Training at Poplar Park, July 2020

And then – well, you know. There were the added complications of minor injury and gastric issues for Max, so a good part of the first five months of this year were spent bringing him back into work, especially in a more considered way after my lockdown and his recuperation. I’m so grateful to everyone who helped me to draw up a programme of in-hand walking and a slow return to ridden work – Max has been as fit as ever through the rest of this year, and I’ve gained a lot of satisfaction from seeing that programme come together, so that we could embark on training once it was permitted before finally reaching the first dressage test at Little Downham in September.

Max doing his favourite thing – eating!

The last six years have contained some extreme challenges for me on a personal level, and throughout them all I’ve known that I wanted to make something positive from it all and to pursue my riding aspirations. More than just getting out of the house, there was a new community of friends and people who took my dreams seriously, and offered opportunities to help me advance, from friends offering their horses for hacking and hacking friends, some extremely patient riding instructors(!) and new friends made at Events and via social media channels and gave a hand up and welcomed me into this new world.
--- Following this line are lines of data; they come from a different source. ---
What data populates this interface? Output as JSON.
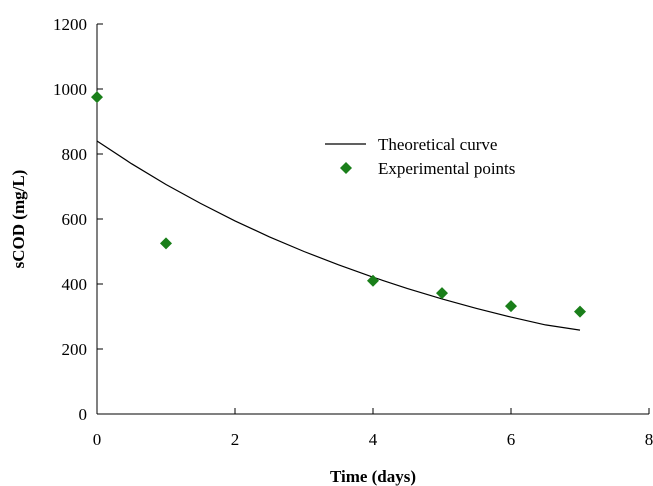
{
  "chart_data": {
    "type": "scatter",
    "xlabel": "Time (days)",
    "ylabel": "sCOD (mg/L)",
    "xlim": [
      0,
      8
    ],
    "ylim": [
      0,
      1200
    ],
    "xticks": [
      "0",
      "2",
      "4",
      "6",
      "8"
    ],
    "yticks": [
      "0",
      "200",
      "400",
      "600",
      "800",
      "1000",
      "1200"
    ],
    "grid": false,
    "legend_position": "upper-right",
    "series": [
      {
        "name": "Theoretical curve",
        "kind": "line",
        "color": "#000000",
        "x": [
          0,
          0.5,
          1,
          1.5,
          2,
          2.5,
          3,
          3.5,
          4,
          4.5,
          5,
          5.5,
          6,
          6.5,
          7
        ],
        "y": [
          840,
          770,
          706,
          648,
          594,
          545,
          500,
          459,
          421,
          386,
          354,
          325,
          298,
          274,
          258
        ]
      },
      {
        "name": "Experimental points",
        "kind": "scatter",
        "marker": "diamond",
        "color": "#1a7f1a",
        "x": [
          0,
          1,
          4,
          5,
          6,
          7
        ],
        "y": [
          975,
          525,
          410,
          372,
          332,
          315
        ]
      }
    ]
  }
}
My favourite view from the yard, towards the Thames

There are so many people it wouldn’t be fair to name some (and I’d be bound to forget someone) but a huge amount of credit must go to all of the people at Runningwell Equestrian Centre where I got back on board about four years ago, and who have given me so much to think about, practical experience (I’m not too proud to attack a much heap!) and who now provide an excellent home for Max. I can honestly say that it’s a very happy place for me, and even when things have been difficult elsewhere – and boy, it’s a long list! – I’ve found so much to keep me going and I’m immensely grateful. I think that they’ve done pretty well out of it on the cake front, too…
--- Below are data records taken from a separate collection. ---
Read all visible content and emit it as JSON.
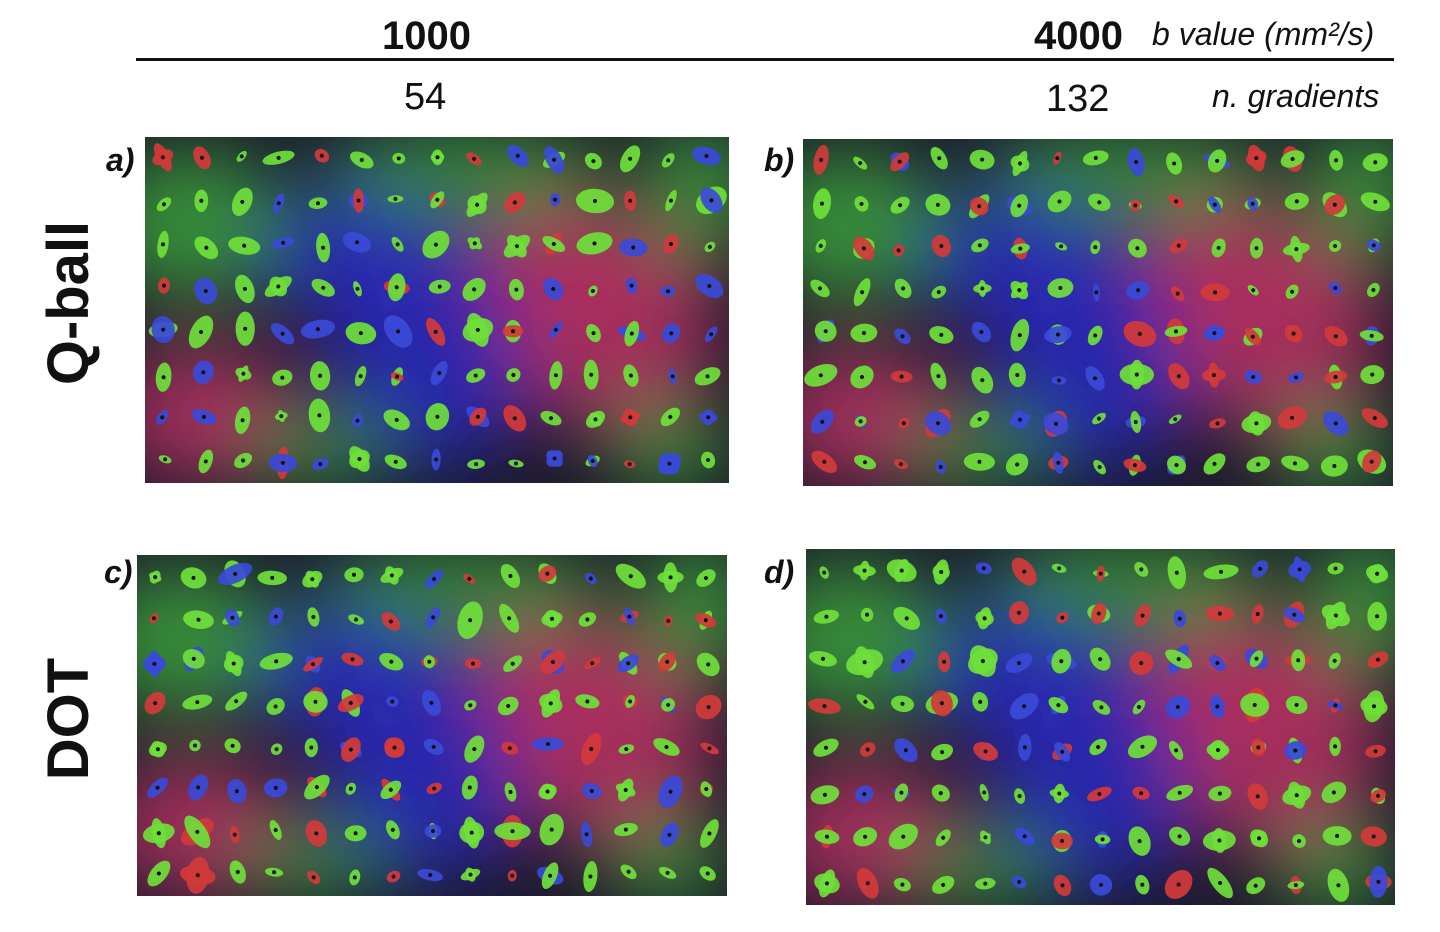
{
  "header": {
    "b_values": [
      "1000",
      "4000"
    ],
    "b_label": "b value (mm²/s)",
    "gradients": [
      "54",
      "132"
    ],
    "gradients_label": "n. gradients"
  },
  "rows": {
    "qball": "Q-ball",
    "dot": "DOT"
  },
  "panels": [
    {
      "letter": "a)",
      "seed": 11,
      "cols": 15,
      "rows": 8
    },
    {
      "letter": "b)",
      "seed": 23,
      "cols": 15,
      "rows": 8
    },
    {
      "letter": "c)",
      "seed": 37,
      "cols": 15,
      "rows": 8
    },
    {
      "letter": "d)",
      "seed": 49,
      "cols": 15,
      "rows": 8
    }
  ],
  "colors": {
    "green": "#3a9a3a",
    "red": "#b03060",
    "blue": "#2a2ab8",
    "dark": "#1a1a2a",
    "glyph_green": "#6fe03a",
    "glyph_red": "#d23a3a",
    "glyph_blue": "#3a4ad8"
  }
}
Dressage in the rain – after our test, October 2020

I’d meant to get a review of our last (soggy) run at Little Downham out before this post, but life has been a bit busier than expected with work and trying to fit in things around that. It’s been an odd first Eventing season, but I’m really looking forward to the next one. Thanks for joining us on the #80by40 journey; perhaps in a different year it would have been more exciting, but I’ve enjoyed every minute. It’s a shame that it’s been nigh-on impossible to share the experiences with people in real time, but there’ll be other times for that, and the main thing has been the thrill and challenge of getting to know Max better, so here’s to what lies ahead and I hope you’ll come along for the ride.

James (aged 39 yrs and 364 days) x

Another superb view from the yard, and Max.

Published by The Eventing Organist

I'm a professional musician, working as Organist and Master of the Choristers at Chelmsford Cathedral, and an amateur rider aiming to compete at One Day Events in 2020 with my Irish Sport Horse Max.

One thought on “Getting to 40

  1. Happy Birthday! This is amazing and oh so inspiring.
    I struggle creating goals for myself, I can’t see 5 years out…I can barely see a year out. Five years ago I boarded my conformationally compromised thoroughbred and never heard of a hunter pace. Today I have both of my horses on our own property and completed a full fall hunter pace series with both horses. I’ve never shown and honestly don’t find much interest in it. I love to attend clinics and become the best I can be…stabilizing my lower leg position and learning dressage are among my biggest interests at the moment. Eventing may be a distant goal but who knows…maybe I’ll compete in an event in 5 years?